Desde el arranque del Gobierno, a pesar de la idea presidencial de que la alternancia era de terciopelo, los desafíos supuestos para la administración fueron evidentes. El presidente de la República, aislado por su partido, afectado por la negativa de la oposición para asumir su propia responsabilidad y tentado por la idea de rediseñar el Gobierno a partir de las coordinaciones generales que, finalmente, no funcionaron, incurrió en un grave error: fincar en su popularidad y sobreexposición el pivote de su actuación.

Más rápido que inmediatamente fue evidente que esa circunstancia estaba llevando al traste a la administración. Con todo y sus índices de popularidad, el mandatario no conseguía avasallar al Poder Legislativo, la sobreexposición provocaba resbalones y la falta de integración entre lo que fue el gabinete de Los Pinos y el gabinete tradicional fue todo un cortocircuito. Por la puerta de atrás de Los Pinos fueron saliendo los coordinadores y, por la puerta de enfrente de Los Pinos, nunca se vio un verdadero equipo de Gobierno. De a poco, los secretarios que venían del empresariado o de la intelectualidad fueron saliendo. La soledad del mandatario cada vez era mayor. Así, los grandes proyectos de la Presidencia de la República fueron fracasando uno a uno.
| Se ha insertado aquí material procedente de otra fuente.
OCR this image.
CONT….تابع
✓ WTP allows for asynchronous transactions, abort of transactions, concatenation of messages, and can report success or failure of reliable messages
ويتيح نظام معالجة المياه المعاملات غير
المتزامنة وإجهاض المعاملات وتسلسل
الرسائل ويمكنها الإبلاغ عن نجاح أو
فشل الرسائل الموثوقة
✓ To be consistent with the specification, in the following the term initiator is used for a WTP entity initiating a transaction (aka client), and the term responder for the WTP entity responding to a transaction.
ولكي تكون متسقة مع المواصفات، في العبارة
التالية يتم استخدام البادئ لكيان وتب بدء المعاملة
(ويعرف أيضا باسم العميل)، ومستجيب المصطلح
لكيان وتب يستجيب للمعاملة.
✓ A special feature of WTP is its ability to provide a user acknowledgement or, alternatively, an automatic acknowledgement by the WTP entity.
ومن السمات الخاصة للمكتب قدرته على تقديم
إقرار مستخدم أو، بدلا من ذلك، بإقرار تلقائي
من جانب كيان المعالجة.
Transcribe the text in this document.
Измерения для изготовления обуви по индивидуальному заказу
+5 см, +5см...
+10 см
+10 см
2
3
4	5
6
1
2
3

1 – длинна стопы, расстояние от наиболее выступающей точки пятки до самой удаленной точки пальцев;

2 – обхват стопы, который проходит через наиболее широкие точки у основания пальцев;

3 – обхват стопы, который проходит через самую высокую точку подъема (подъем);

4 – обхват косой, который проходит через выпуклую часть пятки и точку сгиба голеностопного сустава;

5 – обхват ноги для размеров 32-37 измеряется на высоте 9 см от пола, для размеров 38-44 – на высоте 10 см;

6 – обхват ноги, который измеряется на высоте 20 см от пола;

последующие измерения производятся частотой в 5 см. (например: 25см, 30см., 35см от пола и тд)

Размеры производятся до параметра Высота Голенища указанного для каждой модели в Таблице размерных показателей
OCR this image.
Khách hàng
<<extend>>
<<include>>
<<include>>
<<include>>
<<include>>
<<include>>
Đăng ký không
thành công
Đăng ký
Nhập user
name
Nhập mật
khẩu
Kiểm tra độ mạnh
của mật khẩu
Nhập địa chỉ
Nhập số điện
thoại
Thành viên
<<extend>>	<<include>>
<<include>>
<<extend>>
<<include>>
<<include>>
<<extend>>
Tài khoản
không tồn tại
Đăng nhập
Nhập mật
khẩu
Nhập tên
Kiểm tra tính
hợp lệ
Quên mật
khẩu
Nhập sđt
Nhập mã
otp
La búsqueda de la paz en Chiapas culminó con una caravana insurgente sin sentido. La reforma energética se transformó en tema de confrontación permanente. La Reforma Fiscal, en ejercicio anual frustrado. La Reforma Laboral y la de telecomunicaciones, en olvido. Al término de ese primer año, era evidente la necesidad de emprender tres acciones: redefinir las prioridades de Gobierno, replantear la relación entre partido y Gobierno, reorganizar y recomponer la integración del Gobierno. No hubo eso.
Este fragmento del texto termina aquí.